О своем самом главном знании Гран-Перл не обмолвилась ни словом до тех пор, пока однажды о нем не заговорил сам Жюльен.
— Когда ты научишь меня заклятию души? — спросил он Гран-Перл, когда та кормила кур.
— Сам не знаешь, о чем просишь, — сказала она, пригоршнями разбрасывая кукурузные зерна, которые держала в подоле юбки.
— Я говорю о заговоре, который заклинает хозяина и тень.
— Твое невежество безгранично. В главном из таинств нет ни-че-го для тебя интересного. Тебе оно ни к чему. Это заклятие слитком опасно.
— Кто такой хозяин и что значит тень? — спросил Жюльен.
— Хозяин — это палач, колдун. Хозяин
— А в чем тут опасность?
Гран-Перл с досадой отряхнула юбку и, неожиданно взмахнув руками, пугнула кур, которые с кудахтаньем разлетелись от нее в разные стороны. Затем наклонилась, взяла горсть земли, зажала в кулаке и, потрясая этим кулаком перед лицом ученика, сказала:
— Моя сестра, величайшая жрица, осмелилась прибегнуть к этому заклятию. Но оно столь могущественно, что сначала обрекает жертву, а потом и хозяина. Такова цена обладания могуществом. Теперь ты знаешь. Хозяин заклятия, обрекая душу своего врага, жертвует собственной душой.

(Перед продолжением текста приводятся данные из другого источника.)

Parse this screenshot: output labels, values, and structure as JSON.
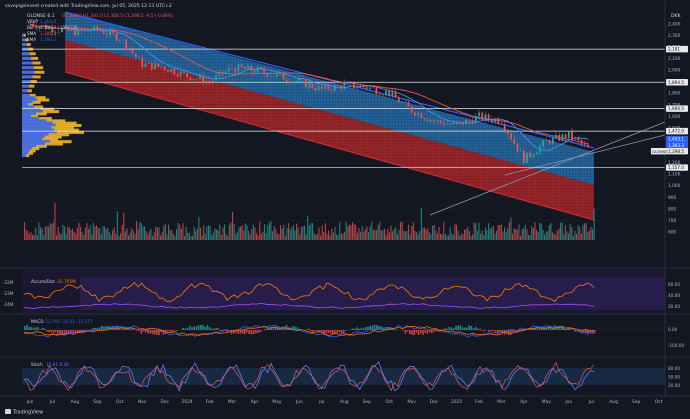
{
  "header": {
    "author_line": "savepigsinvest created with TradingView.com, Jul 05, 2025 12:11 UTC+2",
    "symbol_label": "GLDNSE 6.1",
    "ohlc_text": "O1,338.0 H1,341.0 L1,308.5 C1,298.5 -9.5 (-0.66%)",
    "legend": [
      {
        "name": "VRVP",
        "value": "1,364.0",
        "color": "#2962ff"
      },
      {
        "name": "BB",
        "value": "1,194.2 | 156.238",
        "color": "#b2b5be"
      },
      {
        "name": "SMA",
        "value": "1,388.1",
        "color": "#ef5350"
      },
      {
        "name": "SMA",
        "value": "1,393.3",
        "color": "#2962ff"
      }
    ],
    "currency": "DKK",
    "footer_brand": "TradingView"
  },
  "price_axis": {
    "ticks": [
      "2,400",
      "2,300",
      "2,200",
      "2,100",
      "2,000",
      "1,900",
      "1,800",
      "1,700",
      "1,600",
      "1,500",
      "1,400",
      "1,300",
      "1,200",
      "1,100",
      "1,000",
      "900",
      "800",
      "700",
      "600"
    ],
    "badges": [
      {
        "text": "2,181",
        "kind": "white"
      },
      {
        "text": "1,894.5",
        "kind": "white"
      },
      {
        "text": "1,666.5",
        "kind": "white"
      },
      {
        "text": "1,472.0",
        "kind": "white"
      },
      {
        "text": "1,403.1",
        "kind": "blue"
      },
      {
        "text": "1,393.3",
        "kind": "blue"
      },
      {
        "text": "1,298.5",
        "kind": "white"
      },
      {
        "text": "1,157.0",
        "kind": "white"
      }
    ],
    "badge_label": "GLDNSE",
    "color_white": "#e8e8e8",
    "color_blue": "#2962ff"
  },
  "time_axis": {
    "labels": [
      "Jun",
      "Jul",
      "Aug",
      "Sep",
      "Oct",
      "Nov",
      "Dec",
      "2024",
      "Feb",
      "Mar",
      "Apr",
      "May",
      "Jun",
      "Jul",
      "Aug",
      "Sep",
      "Oct",
      "Nov",
      "Dec",
      "2025",
      "Feb",
      "Mar",
      "Apr",
      "May",
      "Jun",
      "Jul",
      "Aug",
      "Sep",
      "Oct"
    ]
  },
  "indicators": {
    "accum_dist": {
      "label": "Accum/Dist",
      "value": "-25.765M",
      "scale_left": [
        "-22M",
        "-23M",
        "-24M"
      ],
      "scale_right": [
        "60.00",
        "40.00",
        "20.00"
      ]
    },
    "macd": {
      "label": "MACD",
      "values": "-12.292 -25.41 -13.377",
      "scale_right": [
        "0.00",
        "-100.00"
      ]
    },
    "stoch": {
      "label": "Stoch",
      "values": "10.81 8.30",
      "scale_right": [
        "80.00",
        "50.00",
        "20.00"
      ]
    }
  },
  "chart_data": {
    "type": "line",
    "title": "GLDNSE 6.1",
    "xlabel": "",
    "ylabel": "DKK",
    "ylim": [
      600,
      2450
    ],
    "x_range": [
      "2023-06",
      "2025-10"
    ],
    "price_series": [
      {
        "date": "2023-06",
        "close": 2400
      },
      {
        "date": "2023-07",
        "close": 2360
      },
      {
        "date": "2023-08",
        "close": 2330
      },
      {
        "date": "2023-09",
        "close": 2350
      },
      {
        "date": "2023-10",
        "close": 2280
      },
      {
        "date": "2023-11",
        "close": 2050
      },
      {
        "date": "2023-12",
        "close": 2020
      },
      {
        "date": "2024-01",
        "close": 1950
      },
      {
        "date": "2024-02",
        "close": 1900
      },
      {
        "date": "2024-03",
        "close": 2020
      },
      {
        "date": "2024-04",
        "close": 2000
      },
      {
        "date": "2024-05",
        "close": 1950
      },
      {
        "date": "2024-06",
        "close": 1900
      },
      {
        "date": "2024-07",
        "close": 1830
      },
      {
        "date": "2024-08",
        "close": 1870
      },
      {
        "date": "2024-09",
        "close": 1850
      },
      {
        "date": "2024-10",
        "close": 1800
      },
      {
        "date": "2024-11",
        "close": 1650
      },
      {
        "date": "2024-12",
        "close": 1560
      },
      {
        "date": "2025-01",
        "close": 1520
      },
      {
        "date": "2025-02",
        "close": 1600
      },
      {
        "date": "2025-03",
        "close": 1560
      },
      {
        "date": "2025-04",
        "close": 1230
      },
      {
        "date": "2025-05",
        "close": 1380
      },
      {
        "date": "2025-06",
        "close": 1440
      },
      {
        "date": "2025-07",
        "close": 1298.5
      }
    ],
    "horizontal_levels": [
      2181,
      1894.5,
      1666.5,
      1472.0,
      1157.0
    ],
    "channel": {
      "upper": [
        [
          "2023-08",
          2450
        ],
        [
          "2025-07",
          1560
        ]
      ],
      "middle": [
        [
          "2023-08",
          2260
        ],
        [
          "2025-07",
          1140
        ]
      ],
      "lower": [
        [
          "2023-08",
          2000
        ],
        [
          "2025-07",
          930
        ]
      ]
    },
    "colors": {
      "upper_band": "#1f6fb2",
      "lower_band": "#b71c1c",
      "candle_up": "#26a69a",
      "candle_down": "#ef5350",
      "volume_profile": "#f0b429",
      "level": "#e8e8e8"
    }
  }
}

Так было с моей сестрой.
Гран-Перл, не опуская руку, разжала пальцы, и из кулака посыпалась тонкой струйкой земля.
— В таком случае… в таком случае за меня тебе нечего беспокоиться, — молвил Жюльен с бесконечно грустной, немного ироничной улыбкой и взял мулатку за руку, в которой еще оставалась щепотка земли. Он впервые дотрагивался до Гран-Перл. — Ты разве не слышала, как меня называют? Говорят, что у меня нет без души.

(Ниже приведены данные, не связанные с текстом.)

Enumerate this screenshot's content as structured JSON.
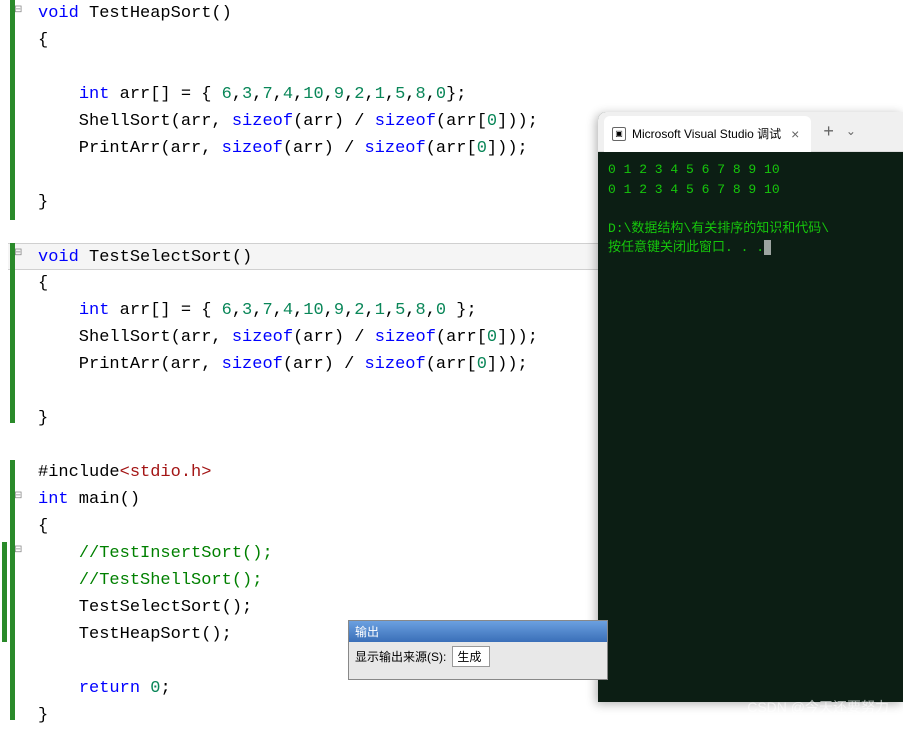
{
  "code": {
    "func1_sig": "void TestHeapSort()",
    "brace_open": "{",
    "brace_close": "}",
    "arr_decl1": "    int arr[] = { 6,3,7,4,10,9,2,1,5,8,0};",
    "shell_call1": "    ShellSort(arr, sizeof(arr) / sizeof(arr[0]));",
    "print_call1": "    PrintArr(arr, sizeof(arr) / sizeof(arr[0]));",
    "func2_sig": "void TestSelectSort()",
    "arr_decl2": "    int arr[] = { 6,3,7,4,10,9,2,1,5,8,0 };",
    "shell_call2": "    ShellSort(arr, sizeof(arr) / sizeof(arr[0]));",
    "print_call2": "    PrintArr(arr, sizeof(arr) / sizeof(arr[0]));",
    "include": "#include<stdio.h>",
    "main_sig": "int main()",
    "comment1": "    //TestInsertSort();",
    "comment2": "    //TestShellSort();",
    "select_call": "    TestSelectSort();",
    "heap_call": "    TestHeapSort();",
    "return0": "    return 0;"
  },
  "terminal": {
    "tab_title": "Microsoft Visual Studio 调试",
    "line1": "0 1 2 3 4 5 6 7 8 9 10",
    "line2": "0 1 2 3 4 5 6 7 8 9 10",
    "path": "D:\\数据结构\\有关排序的知识和代码\\",
    "prompt": "按任意键关闭此窗口. . ."
  },
  "output": {
    "title": "输出",
    "source_label": "显示输出来源(S):",
    "source_value": "生成"
  },
  "watermark": "CSDN @今天还要努力"
}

Она резко выхватила руку и, щурясь, словно вышла из темноты на яркий свет, посмотрела на него — в глазах ее появилось какое-то новое выражение.
— Они не ведают, что болтают, — процедила колдунья сквозь зубы. — У всех живых существ есть душа. В том числе и у тебя.
11
Чародей
Бежали месяцы, лето сменяла осень, зиму — весна. Так шел год за годом.
Изнурительный, зачастую на грани человеческих сил, труд на сахарных и хлопковых плантациях невольники традиционно сопровождали песней. Однако в поместье Жюльена во время работы петь было не принято: здесь не использовался рабский труд, к тому же хозяин, которого давно никто не видел, внушал вольноотпущенникам суеверный страх. Тут пели и веселились лишь знойными вечерами, оглашая ночное небо зажигательными ритмами и страстными мелодиями. В первые годы Жюльен мог часами слушать песни-мольбы, песни-благодарения и трудовые песни негров, их духовные гимны, — то трогательно-нежные, то душераздирающе-безысходные. Они пелись под аккомпанемент самодельных инструментов из высушенных тыкв, костей животных, металлических терок, тазов, целительным бальзамом проливаясь на истерзанные сердца.
Когда опускался вечер, а порой и под покровом ночи, чтобы остаться вне поля зрения, хозяин колдовской плантации, пользовавшейся одновременно дурной и доброй славой, бродил по окрестностям близ жилищ чернокожих работников. Убедившись, что никто его не заметил, он любил присесть, прислониться спиной к иве и слушать песни, которые почему-то навевали ему воспоминания о детстве. И невольно, все чаще и чаще, он спрашивал себя: что он делает в Новом Орлеане?
Для его работников музыка была жизнью. Для него — эмоциональной отдушиной, как и любимые, перечитываемые по многу раз книги. Афроамериканские ритмы, как это ни смешно, вызывали у него мысли о Париже, прошедшей там юности и девочке, устремленной к звездам, чье имя стало тайной драгоценностью его сердца.